Les signataires de la tribune parlent en fin de compte de la basilique* de Saint-Denis non comme d’un bâtiment inspirant, mais plutôt comme d’un site archéologique où il y a encore beaucoup à étudier. Dans cette perspective, une flèche plantée là, au xxie siècle, par l’entreprise Bouygues n’a pas plus d’intérêt à leurs yeux qu’un supermarché construit sur une zone de fouilles paléolithiques.

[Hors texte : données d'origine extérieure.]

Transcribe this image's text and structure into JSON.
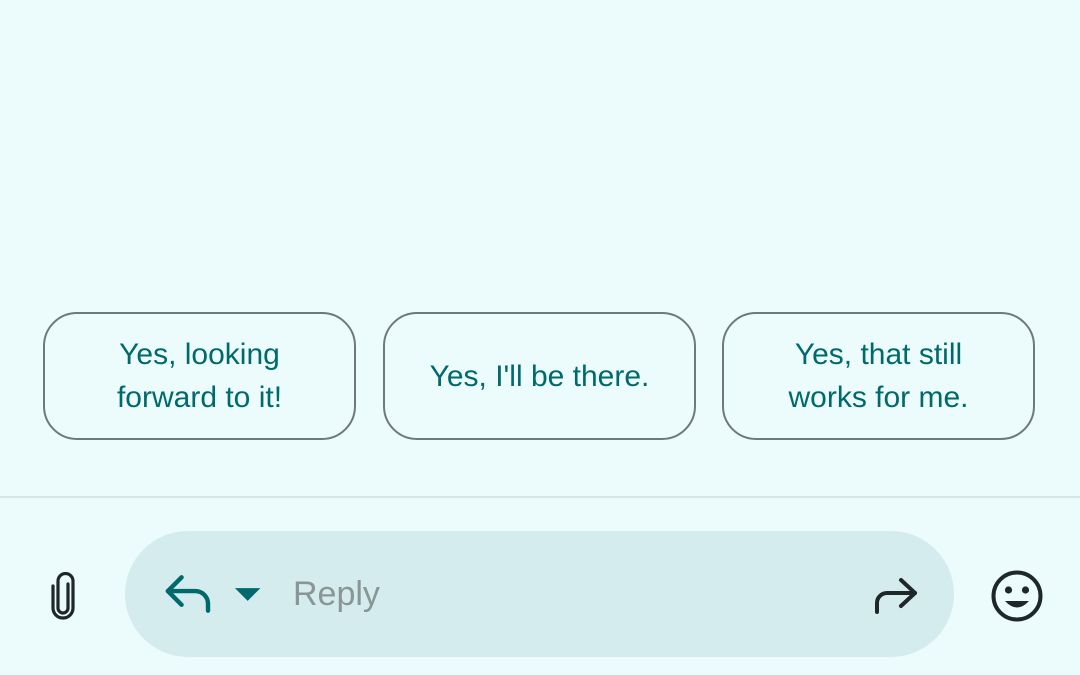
{
  "smart_replies": [
    {
      "label": "Yes, looking\nforward to it!"
    },
    {
      "label": "Yes, I'll be there."
    },
    {
      "label": "Yes, that still\nworks for me."
    }
  ],
  "compose": {
    "placeholder": "Reply",
    "value": ""
  },
  "icons": {
    "attach": "paperclip-icon",
    "reply_mode": "reply-arrow-icon",
    "reply_mode_menu": "dropdown-triangle-icon",
    "forward": "forward-arrow-icon",
    "emoji": "smiley-face-icon"
  },
  "colors": {
    "background": "#ecfbfc",
    "chip_text": "#006a6a",
    "chip_border": "#6f7979",
    "compose_background": "#d4eced",
    "accent": "#00696b"
  }
}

La seconde tradition patrimoniale est celle de la restauration positive qui consiste à faire revivre un monument en recréant ce qui est détruit, voire n’a jamais existé. L’inspiration artistique y prend toute sa place, parfois au détriment des considérations scientifiques. Cette sensibilité connaît  son heure de gloire au xixe siècle, notamment avec Viollet-le-Duc. De nombreux bâtiments comme Notre-Dame de Paris, le mont Saint-Michel, les hospices de Beaune, les remparts de Carcassonne, etc., sont en bonne partie des créations du xixe siècle. La cathédrale de Cologne, particulièrement saisissante, est aussi principalement du xixe. Sans cet effort gigantesque, notre patrimoine monumental serait peut-être plus authentique aux yeux de quelques puristes, mais il serait aussi beaucoup plus terne. Cependant, les libertés acceptées à cette époque peuvent aussi présenter des risques non négligeables. C’est pourquoi la restauration est désormais encadrée par des règles strictes, la Charte de Venise étant la principale.

Modèle à suivre ?

La flèche de Saint-Denis est un des rares exemples contemporains où une reconstruction vise à rétablir un édifice dans sa beauté perdue. Jusqu’à présent, on a plutôt en tête soit des projets avortés (Chambord) soit, pire, des retours puristes à un état primitif (dérestauration de Saint-Sernin à Toulouse). Par ailleurs, à Saint-Denis, le dessin d’origine paraît sérieusement respecté et les controverses techniques ne paraissent pas insurmontables. En réalité, quoiqu’en disent les détracteurs, le projet concilie plutôt bien les composantes positives et négatives de la restauration. Aussi faut-il probablement se réjouir de ce chantier rare et courageux

Les signataires de la tribune soulignent que l’une de leurs motivations principales est qu’ils ne voudraient pas que cette affaire donne des idées à d’autres élus locaux. Eh bien si, justement ! Souhaitons que la flèche non seulement soit reconstruite, mais aussi qu’elle fasse des émules ! Souhaitons qu’une vision moins négative de la restauration permette à d’autres bâtiments de revivre !

* D’abord abbatiale (église d’une abbaye) et basilique (église remarquable ou royale), l’église Saint-Denis est cathédrale (siège d’un évêque) depuis 1966. Cependant, dès le départ, elle a la grandeur et le prestige de ce que l’on appelle couramment une cathédrale.